I took CJ to Walmart today to get our pumpkin. He picked out a nice sized one. He also picked out more bananas, some Red Delicious apples (the Honeycrisp and Galas got a loud NO) and some grapes. I got some thread to finish his Halloween costume this weekend. He has asked for a Batman costume, and I have 200 yards of black lightweight poly/fake linen (thank you friend who works in textiles!) so Batman it is! It only took a few minutes to round up the rest of the notions for the costume – thank goodness I kept all my sewing supplies! Who doesn’t keep a 20 inch black zipper for just these situations? I’ve got the zipper basted into the jumpsuit and the bottom seams sewn. Once I get the zipper in, I’ll set the sleeves, finish the neck, and start on the mask and wings. I have a bright yellow ace bandage for the belt, and I’ll probably sew up some pouches to hang off it. I have yellow and black felt for ears and bat signal on the chest, and some nice yellow silk for linings and detail work. He’s gonna be the best Batman anyone’s ever seen!
I had visitors today – company even!!! There’s a dear friend of mine – she’s like a mom to me, and her husband was my late husband’s godfather (Late husband was baptised a few years before he passed). She has showed up for me so many times – quietly and respectfully – and silently – She was there when I had the hysterectomy in 2012 – held my hand as they put me under – She brings us groceries every month – she asked for a list, and I gave her one – and she brings me everything on the list – And I say thank you – but I don’t know if anyone knows she’s been doing this for a very long time. I know she is well loved by her family and her friends and she is such a happy person who gives so much.

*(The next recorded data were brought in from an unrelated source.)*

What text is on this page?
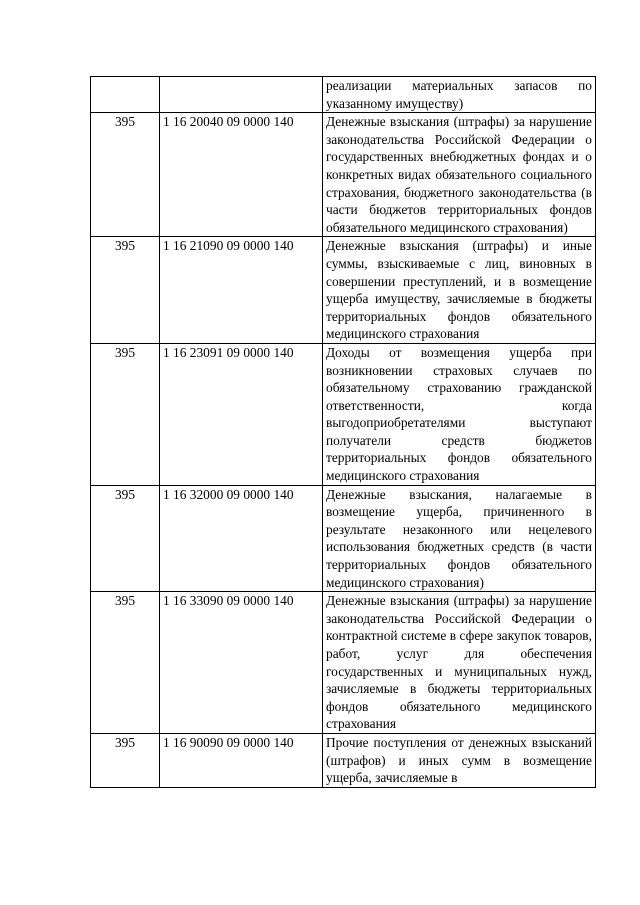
		реализации материальных запасов по указанному имуществу)
395	1 16 20040 09 0000 140	Денежные взыскания (штрафы) за нарушение законодательства Российской Федерации о государственных внебюджетных фондах и о конкретных видах обязательного социального страхования, бюджетного законодательства (в части бюджетов территориальных фондов обязательного медицинского страхования)
395	1 16 21090 09 0000 140	Денежные взыскания (штрафы) и иные суммы, взыскиваемые с лиц, виновных в совершении преступлений, и в возмещение ущерба имуществу, зачисляемые в бюджеты территориальных фондов обязательного медицинского страхования
395	1 16 23091 09 0000 140	Доходы от возмещения ущерба при возникновении страховых случаев по обязательному страхованию гражданской ответственности, когда выгодоприобретателями выступают получатели средств бюджетов территориальных фондов обязательного медицинского страхования
395	1 16 32000 09 0000 140	Денежные взыскания, налагаемые в возмещение ущерба, причиненного в результате незаконного или нецелевого использования бюджетных средств (в части территориальных фондов обязательного медицинского страхования)
395	1 16 33090 09 0000 140	Денежные взыскания (штрафы) за нарушение законодательства Российской Федерации о контрактной системе в сфере закупок товаров, работ, услуг для обеспечения государственных и муниципальных нужд, зачисляемые в бюджеты территориальных фондов обязательного медицинского страхования
395	1 16 90090 09 0000 140	Прочие поступления от денежных взысканий (штрафов) и иных сумм в возмещение ущерба, зачисляемые в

The other visitor was an autism mom who also works in the schools and has worked with CJ in school. Her son and mine are similar in some ways – and so we share some understand of the other’s path. Her older son is a great young man – and I’ve known him since he was starting middle school. She is very strong, but her personality is very soft – and I always feel comforted when I am around her. She’s a beautiful person.
I know I must have looked like a little bird chirping and hopping.- I’m not sure I remember how to people – but I’ll get better the more I try it! While CJ has picked up more grown up behaviors, perhaps I picked up some habits from him? LOL
In other news, I believe we’ll be taking the bus-seat harness off CJ for good here very soon. We started a week ago on the afternoon ride not attaching the harness and just using a seatbelt – and he does fine. I spoke with the driver this morning, and we’ll start without the harness in the mornings too. So – that’s another step up. No more harness. That, and his behavior getting on and off the bus gives me so much hope. He’s doing it. He’s choosing appropriate behavior because he understands the consequences of his choices. He’s choosing. By himself.
And that gives me more freedom. I’m rediscovering my love for cooking, and toying with the idea of a food blog with my “food bank gourmet” style. I don’t want to just jump into it though – so I’m just cooking now – practicing. I’m also working on a dream of a child-care center for single autism parents like me – who don’t have support systems. My son’s caregiver has had a similar dream for many years now and we’ve talked about it quite a bit. I know I’m not the only one – but isolation is sometimes not in our control. The center is on a 10 year timeline right now. It’s a reach goal – but it’s a goal. And also thinking about getting in touch with Music Therapists in the area to find out how to get into the field as a Music Therapist – even as an assistant. I think it could be a great use of my skillset. It is my native language.
I’m chatty tonight – I feel well. The cold has settled into an occasional productive cough and that I am grateful for. I hate sounding like an old Ford with a bad starter. I’m peaceful, if a little anxious about what tomorrow brings -As a child, I got used to the gnawing tingly feeling on my neck to mean something was gonna go wrong. When my husband died, that feeling came back, and aside from this afternoon, it’s been there since he died. Like I said a few days ago – change is rarely fun or easy but usually needed. Transformation. I’ve seen all 7 stages of grief – walked every step of them and I’ve found peace through letting go and being present. I had to get my mad out and I had to get answers. The week of solitude and responsibilities was probably the best therapy I could have had. I was my only responsibility. In taking care of me, I took care of CJ. He realized he needed to step up and take on some responsibility too.